Tegist Worku ’17 wants to be a diplomat and she is on the right course.

The Political Science major has returned from Dominican's partner school in Poitiers, France ESCEM as a Dominican Semester Abroad student after utilizing a Barowsky School of Business Travel Stipend during the spring. Tegist took that opportunity to travel to Turkey to learn more about its history, traditions, and concerns.

In the summer of 2015, Tegist received a Paul Findley Fellowship while interning in Washington D.C. at the National Council on U.S.-Arab Relations.
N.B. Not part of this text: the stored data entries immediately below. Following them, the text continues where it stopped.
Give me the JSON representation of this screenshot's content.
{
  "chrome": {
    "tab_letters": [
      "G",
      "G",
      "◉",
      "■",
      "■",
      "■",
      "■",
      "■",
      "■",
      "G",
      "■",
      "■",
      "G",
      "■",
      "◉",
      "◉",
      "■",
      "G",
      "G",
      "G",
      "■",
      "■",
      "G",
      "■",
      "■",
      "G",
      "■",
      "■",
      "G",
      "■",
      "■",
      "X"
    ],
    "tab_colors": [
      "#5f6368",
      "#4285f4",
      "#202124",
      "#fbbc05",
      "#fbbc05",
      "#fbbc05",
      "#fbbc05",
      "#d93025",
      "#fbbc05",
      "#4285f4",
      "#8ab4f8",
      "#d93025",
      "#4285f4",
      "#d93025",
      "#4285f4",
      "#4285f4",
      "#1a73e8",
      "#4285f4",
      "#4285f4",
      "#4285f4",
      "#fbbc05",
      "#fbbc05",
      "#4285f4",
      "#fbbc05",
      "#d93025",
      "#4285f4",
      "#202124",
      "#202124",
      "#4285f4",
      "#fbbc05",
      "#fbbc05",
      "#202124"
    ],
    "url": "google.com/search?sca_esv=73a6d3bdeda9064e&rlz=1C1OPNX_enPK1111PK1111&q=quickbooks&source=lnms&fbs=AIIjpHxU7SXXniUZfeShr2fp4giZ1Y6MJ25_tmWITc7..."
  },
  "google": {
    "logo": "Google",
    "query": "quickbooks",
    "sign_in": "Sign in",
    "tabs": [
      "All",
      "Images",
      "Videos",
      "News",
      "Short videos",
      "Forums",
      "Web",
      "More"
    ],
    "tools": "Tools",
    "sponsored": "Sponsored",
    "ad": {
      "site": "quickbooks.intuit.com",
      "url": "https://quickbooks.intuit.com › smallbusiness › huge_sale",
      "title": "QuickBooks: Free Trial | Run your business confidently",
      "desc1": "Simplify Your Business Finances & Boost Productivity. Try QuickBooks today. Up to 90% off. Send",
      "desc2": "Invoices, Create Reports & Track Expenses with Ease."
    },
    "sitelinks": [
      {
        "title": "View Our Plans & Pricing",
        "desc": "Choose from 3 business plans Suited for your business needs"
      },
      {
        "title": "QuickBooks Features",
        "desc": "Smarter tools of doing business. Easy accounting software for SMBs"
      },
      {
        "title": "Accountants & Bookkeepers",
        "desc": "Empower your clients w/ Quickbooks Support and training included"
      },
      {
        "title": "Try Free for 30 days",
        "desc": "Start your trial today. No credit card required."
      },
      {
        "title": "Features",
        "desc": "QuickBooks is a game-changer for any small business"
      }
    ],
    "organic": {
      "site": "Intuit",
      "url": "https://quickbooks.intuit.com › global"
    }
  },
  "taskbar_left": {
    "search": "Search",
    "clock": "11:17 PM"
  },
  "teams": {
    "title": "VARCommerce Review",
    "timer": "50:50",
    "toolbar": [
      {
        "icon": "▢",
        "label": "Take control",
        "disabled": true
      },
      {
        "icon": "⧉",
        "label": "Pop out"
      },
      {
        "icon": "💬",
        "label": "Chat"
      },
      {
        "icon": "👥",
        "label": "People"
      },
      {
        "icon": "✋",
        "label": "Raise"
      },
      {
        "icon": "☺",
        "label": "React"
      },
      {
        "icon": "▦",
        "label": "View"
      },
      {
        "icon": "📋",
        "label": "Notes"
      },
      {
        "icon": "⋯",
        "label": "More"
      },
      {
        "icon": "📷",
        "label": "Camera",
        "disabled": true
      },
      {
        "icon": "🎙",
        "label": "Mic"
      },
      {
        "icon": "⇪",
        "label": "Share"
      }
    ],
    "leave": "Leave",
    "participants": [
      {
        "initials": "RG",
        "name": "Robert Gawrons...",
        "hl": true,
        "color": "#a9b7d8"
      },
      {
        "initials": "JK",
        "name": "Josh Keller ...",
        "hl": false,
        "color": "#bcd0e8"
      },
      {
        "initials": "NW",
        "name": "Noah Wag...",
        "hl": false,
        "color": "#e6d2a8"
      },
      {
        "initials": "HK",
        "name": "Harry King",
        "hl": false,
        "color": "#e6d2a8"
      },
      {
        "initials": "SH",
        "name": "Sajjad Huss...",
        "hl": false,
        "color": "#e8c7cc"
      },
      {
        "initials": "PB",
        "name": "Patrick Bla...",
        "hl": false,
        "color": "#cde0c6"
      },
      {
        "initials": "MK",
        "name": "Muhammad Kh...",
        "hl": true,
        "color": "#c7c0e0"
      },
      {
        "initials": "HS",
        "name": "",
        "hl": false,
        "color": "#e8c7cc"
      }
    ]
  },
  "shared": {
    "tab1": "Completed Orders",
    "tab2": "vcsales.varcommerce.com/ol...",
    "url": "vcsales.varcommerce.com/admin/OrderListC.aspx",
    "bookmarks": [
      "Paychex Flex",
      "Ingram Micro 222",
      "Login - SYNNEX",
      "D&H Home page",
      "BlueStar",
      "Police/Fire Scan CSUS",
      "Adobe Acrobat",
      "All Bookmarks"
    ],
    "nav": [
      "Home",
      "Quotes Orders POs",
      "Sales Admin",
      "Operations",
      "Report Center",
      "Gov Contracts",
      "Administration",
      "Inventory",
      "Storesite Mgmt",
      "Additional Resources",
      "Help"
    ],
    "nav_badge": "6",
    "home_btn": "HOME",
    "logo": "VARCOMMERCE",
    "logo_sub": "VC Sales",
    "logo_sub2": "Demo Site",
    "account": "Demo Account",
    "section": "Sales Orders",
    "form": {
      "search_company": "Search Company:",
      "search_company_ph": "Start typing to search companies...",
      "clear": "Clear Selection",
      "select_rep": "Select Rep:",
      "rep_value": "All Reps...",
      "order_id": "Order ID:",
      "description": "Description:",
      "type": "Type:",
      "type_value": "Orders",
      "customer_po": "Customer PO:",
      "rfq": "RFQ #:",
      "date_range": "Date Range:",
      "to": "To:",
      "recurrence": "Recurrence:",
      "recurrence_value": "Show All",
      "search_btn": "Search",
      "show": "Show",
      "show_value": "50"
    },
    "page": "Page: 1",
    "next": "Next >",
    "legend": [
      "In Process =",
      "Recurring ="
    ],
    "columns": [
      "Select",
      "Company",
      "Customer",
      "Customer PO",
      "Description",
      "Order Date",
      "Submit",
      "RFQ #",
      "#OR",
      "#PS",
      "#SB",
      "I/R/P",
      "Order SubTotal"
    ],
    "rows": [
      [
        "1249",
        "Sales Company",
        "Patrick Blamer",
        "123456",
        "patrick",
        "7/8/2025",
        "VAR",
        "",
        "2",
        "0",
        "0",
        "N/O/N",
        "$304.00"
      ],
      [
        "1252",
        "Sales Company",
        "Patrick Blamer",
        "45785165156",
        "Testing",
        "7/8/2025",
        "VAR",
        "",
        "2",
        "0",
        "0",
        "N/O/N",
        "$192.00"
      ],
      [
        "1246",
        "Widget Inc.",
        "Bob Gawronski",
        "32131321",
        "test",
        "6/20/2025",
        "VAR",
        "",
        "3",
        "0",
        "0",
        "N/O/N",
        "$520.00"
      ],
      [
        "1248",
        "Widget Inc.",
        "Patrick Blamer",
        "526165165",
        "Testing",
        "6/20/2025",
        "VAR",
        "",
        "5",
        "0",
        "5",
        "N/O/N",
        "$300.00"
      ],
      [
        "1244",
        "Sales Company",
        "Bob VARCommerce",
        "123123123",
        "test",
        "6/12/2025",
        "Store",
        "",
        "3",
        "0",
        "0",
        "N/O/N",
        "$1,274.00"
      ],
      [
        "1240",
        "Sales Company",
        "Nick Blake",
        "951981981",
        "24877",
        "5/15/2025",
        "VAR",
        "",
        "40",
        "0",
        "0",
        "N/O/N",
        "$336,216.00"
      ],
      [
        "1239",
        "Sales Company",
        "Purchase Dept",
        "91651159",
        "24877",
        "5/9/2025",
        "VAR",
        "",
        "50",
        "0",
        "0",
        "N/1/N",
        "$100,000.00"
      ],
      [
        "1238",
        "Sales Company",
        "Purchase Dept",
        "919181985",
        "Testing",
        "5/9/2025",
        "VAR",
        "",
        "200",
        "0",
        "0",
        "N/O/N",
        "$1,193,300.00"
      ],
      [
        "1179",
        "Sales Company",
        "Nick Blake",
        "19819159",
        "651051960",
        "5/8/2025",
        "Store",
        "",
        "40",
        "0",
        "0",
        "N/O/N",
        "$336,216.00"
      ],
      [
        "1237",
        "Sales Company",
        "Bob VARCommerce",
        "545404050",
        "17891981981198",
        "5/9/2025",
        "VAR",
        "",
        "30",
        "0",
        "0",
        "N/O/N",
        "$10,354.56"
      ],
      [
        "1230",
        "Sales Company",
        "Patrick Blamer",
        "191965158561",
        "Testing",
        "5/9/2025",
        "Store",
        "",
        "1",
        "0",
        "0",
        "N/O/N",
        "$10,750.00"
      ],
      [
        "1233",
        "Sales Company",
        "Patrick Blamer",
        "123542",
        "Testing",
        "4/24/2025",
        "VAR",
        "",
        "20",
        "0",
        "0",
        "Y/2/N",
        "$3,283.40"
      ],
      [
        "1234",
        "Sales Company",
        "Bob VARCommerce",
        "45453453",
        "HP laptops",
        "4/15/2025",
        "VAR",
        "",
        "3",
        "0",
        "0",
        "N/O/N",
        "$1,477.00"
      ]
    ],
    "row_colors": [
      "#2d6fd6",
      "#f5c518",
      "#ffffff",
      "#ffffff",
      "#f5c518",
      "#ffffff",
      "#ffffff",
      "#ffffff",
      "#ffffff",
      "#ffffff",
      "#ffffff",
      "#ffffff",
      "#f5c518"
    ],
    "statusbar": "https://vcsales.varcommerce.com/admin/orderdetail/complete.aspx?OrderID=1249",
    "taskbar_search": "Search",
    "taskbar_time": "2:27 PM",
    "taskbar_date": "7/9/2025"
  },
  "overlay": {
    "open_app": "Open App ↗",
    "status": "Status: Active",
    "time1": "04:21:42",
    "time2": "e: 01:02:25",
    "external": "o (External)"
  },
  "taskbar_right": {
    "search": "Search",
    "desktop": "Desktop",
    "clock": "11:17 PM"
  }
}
She has her eyes set on applying for a two-year internship with the U.S. State Department Foreign Service Program.

“I was always interested in other people’s culture and at the same time I have a longing to help people grow from the position that they are in,” says Tegist, who emigrated from Ethiopia when she was seven years old.

Tegist, who is also studying for a minor in Business Administration, joined the Black Student Union, Campus Ministry, Global Ambassadors and the Debate Team at Dominican.
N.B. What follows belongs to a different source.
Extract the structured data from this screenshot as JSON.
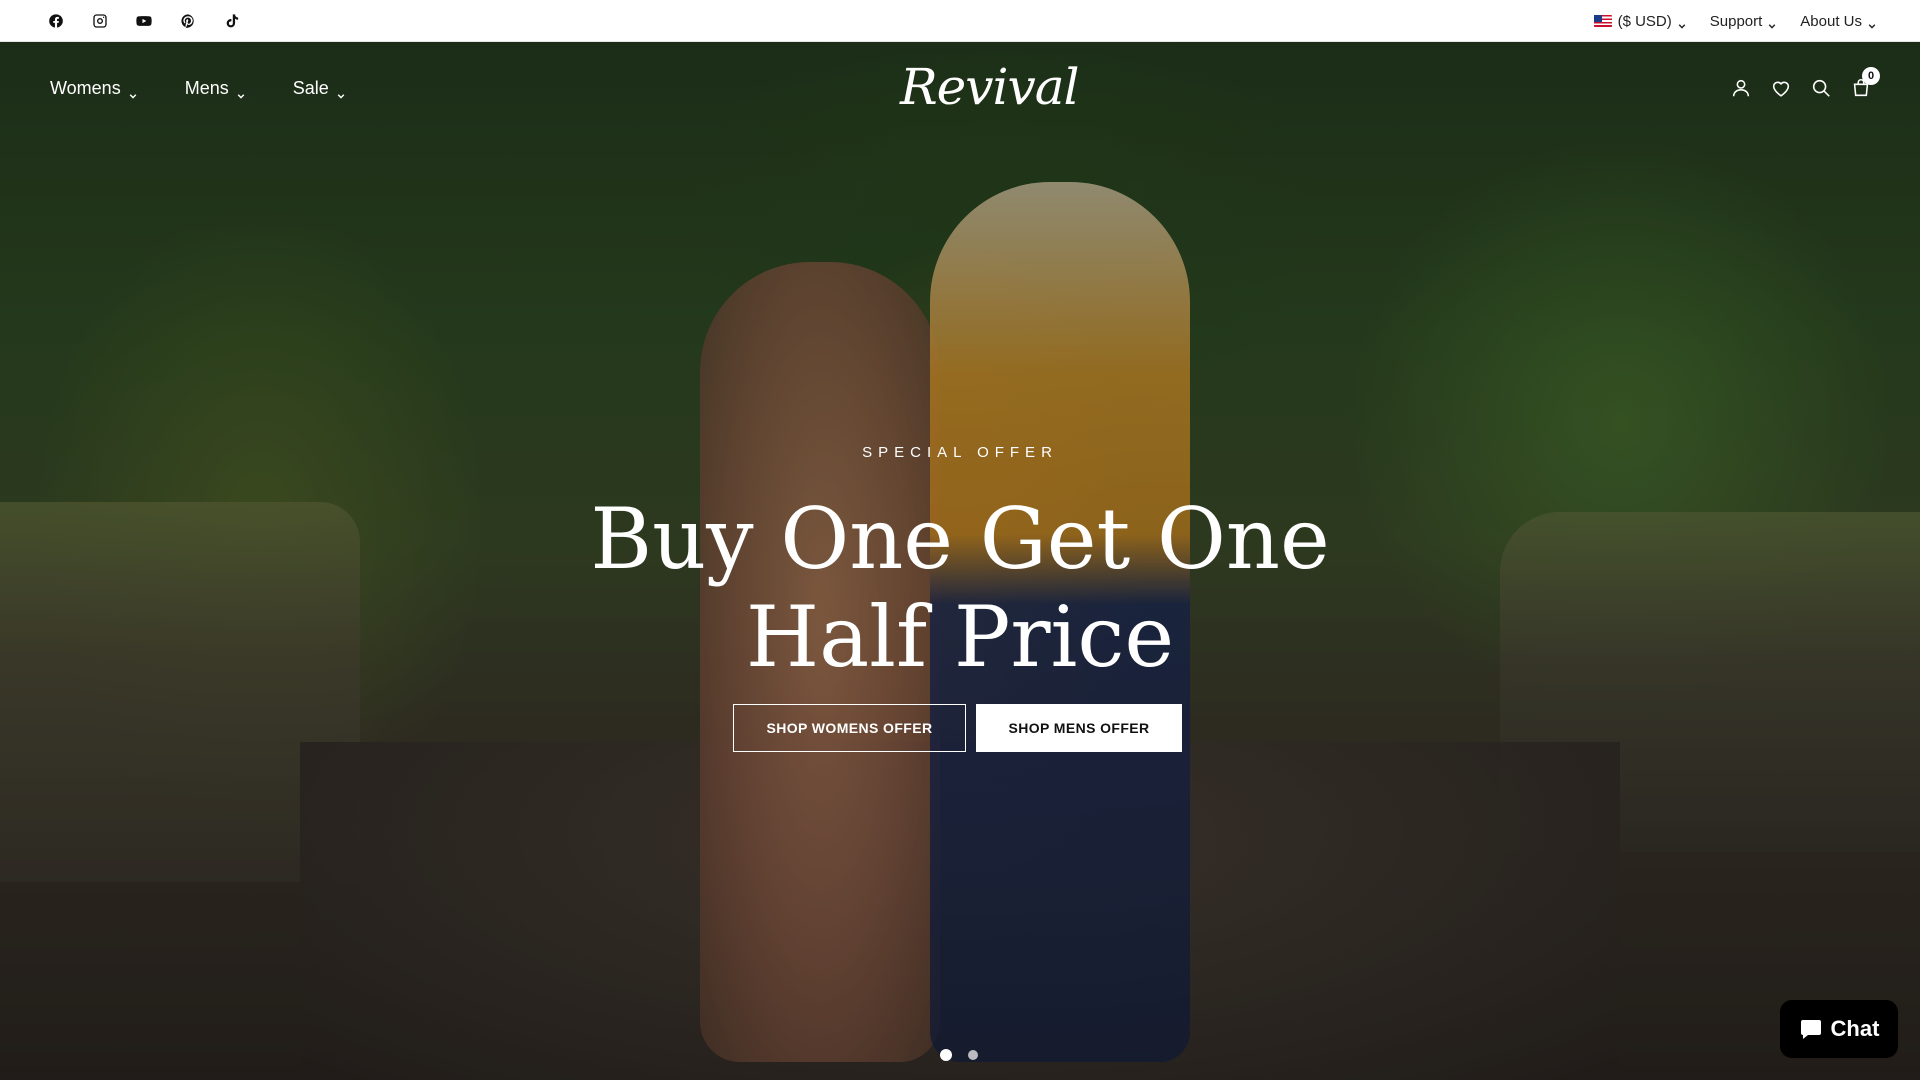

“The teachers at Dominican are very welcoming and they encourage you to be involved,” says Tegist, past president of the BSU club.
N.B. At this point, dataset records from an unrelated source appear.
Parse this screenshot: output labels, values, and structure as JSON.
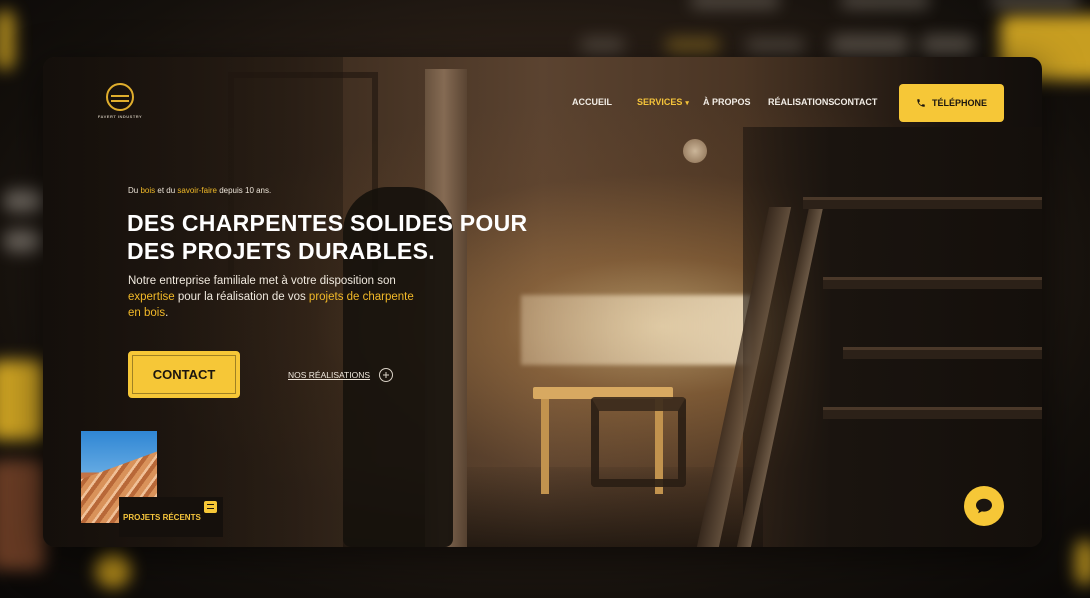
{
  "brand": {
    "logo_text": "FAVERT INDUSTRY",
    "accent_color": "#f6c737",
    "highlight_color": "#f0b928"
  },
  "nav": {
    "items": [
      {
        "label": "ACCUEIL",
        "active": false
      },
      {
        "label": "SERVICES",
        "active": true,
        "has_dropdown": true
      },
      {
        "label": "À PROPOS",
        "active": false
      },
      {
        "label": "RÉALISATIONS",
        "active": false
      },
      {
        "label": "CONTACT",
        "active": false
      }
    ],
    "dropdown_icon": "chevron-down-icon",
    "phone_button": {
      "label": "TÉLÉPHONE",
      "icon": "phone-icon"
    }
  },
  "hero": {
    "kicker": {
      "pre": "Du ",
      "hl1": "bois",
      "mid": " et du ",
      "hl2": "savoir-faire",
      "post": " depuis 10 ans."
    },
    "headline": "DES CHARPENTES SOLIDES POUR DES PROJETS DURABLES.",
    "intro": {
      "p1": "Notre entreprise familiale met à votre disposition son ",
      "hl1": "expertise",
      "p2": " pour la réalisation de vos ",
      "hl2": "projets de charpente en bois",
      "p3": "."
    },
    "contact_button": "CONTACT",
    "realisations_link": "NOS RÉALISATIONS",
    "realisations_icon": "plus-circle-icon"
  },
  "recent_projects": {
    "label": "PROJETS RÉCENTS",
    "icon": "menu-tag-icon"
  },
  "chat": {
    "icon": "chat-bubble-icon"
  }
}
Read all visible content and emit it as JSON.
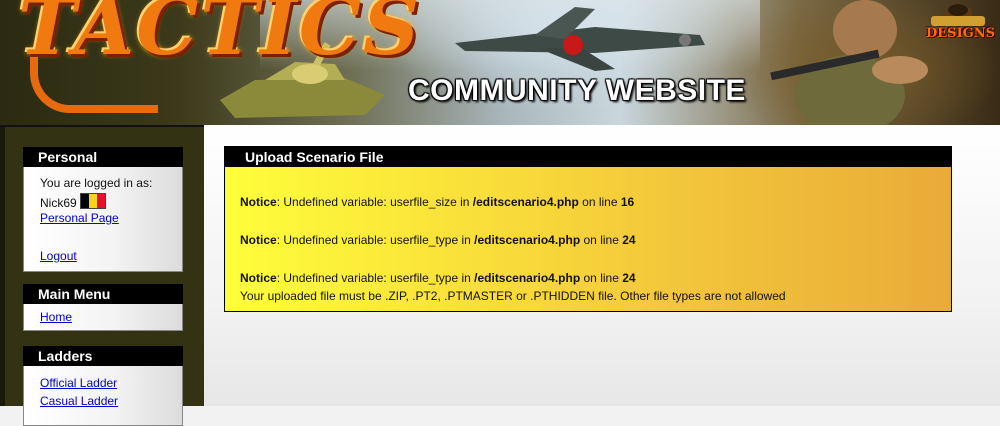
{
  "banner": {
    "logo_text": "TACTICS",
    "title": "COMMUNITY WEBSITE",
    "designs_label": "DESIGNS"
  },
  "sidebar": {
    "personal": {
      "title": "Personal",
      "logged_in_text": "You are logged in as:",
      "username": "Nick69",
      "flag_icon": "belgium-flag-icon",
      "personal_page_link": "Personal Page",
      "logout_link": "Logout"
    },
    "main_menu": {
      "title": "Main Menu",
      "items": [
        "Home"
      ]
    },
    "ladders": {
      "title": "Ladders",
      "items": [
        "Official Ladder",
        "Casual Ladder"
      ]
    }
  },
  "main": {
    "panel_title": "Upload Scenario File",
    "notices": [
      {
        "label": "Notice",
        "text": ": Undefined variable: userfile_size in ",
        "file": "/editscenario4.php",
        "line_text": " on line ",
        "line": "16"
      },
      {
        "label": "Notice",
        "text": ": Undefined variable: userfile_type in ",
        "file": "/editscenario4.php",
        "line_text": " on line ",
        "line": "24"
      },
      {
        "label": "Notice",
        "text": ": Undefined variable: userfile_type in ",
        "file": "/editscenario4.php",
        "line_text": " on line ",
        "line": "24"
      }
    ],
    "upload_message": "Your uploaded file must be .ZIP, .PT2, .PTMASTER or .PTHIDDEN file. Other file types are not allowed"
  },
  "colors": {
    "sidebar_bg": "#333313",
    "box_header_bg": "#000000",
    "link": "#0000cc",
    "panel_gradient_start": "#fefe3a",
    "panel_gradient_end": "#e9ab38",
    "logo_orange": "#f07a10"
  }
}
In 2014, Alison Howard, chair of the Department of Political Science and International Studies, shared the opportunity to intern in D.C. for 10 weeks at the National Council on U.S.-Arab Relations with her students. Tegist took the opportunity to apply for the competitive internship that led to an extraordinary life and learning experience.

Gigi Gokcek, associate professor in the Dept. of Political Science and International Studies, wrote a letter of recommendation for the NCUSAR internship for Tegist, who was a student in Gokcek’s Politics of the Middle East class during the 2015 spring semester.

“It was clear to me that she had a sincere desire to know everything about the political systems of other countries. Every day she sat in the front of class asking poignant questions about political culture, non-democratic governments, societies, and economies of the countries we covered,” Gokcek says. “She is quite serious in her desire to build bridges between different cultures and ethnicities ... She wants to become a global citizen and a career diplomat, who can play a vital role in changing people’s perceptions of those who are foreign.”

In Washington, D.C., the National Council on U.S.-Arab Relations placed Tegist in the Syrian American Medical Society where she conducted research as well as updated facts and figures related to the conflict in Syria. The internship also consisted of biweekly seminars from professionals within the Foreign Service and foreign policy sector along with site visits to places such the National Counter-Terrorism Center, Islamic Center, Saudi Arabian and Bahrain Embassies and the State Department.

“I could summarize the experience by saying it was great, but that wouldn’t do it justice,” Tegist says.

Tegist’s goal now is to pursue a career in diplomacy as a way to develop cross-cultural communication and peace between the West and countries in a developing world. She is interested in returning to Ethiopia and other African countries someday to help its leaders and citizens.

“Many developing countries rely on outside help to get basic needs, but it is difficult for these countries to grow because they cannot adequately educate their people,” Tegist says. “That’s one of the biggest reasons I chose to major in Political Science, I want to help people be self-reliant I want to help people be free.”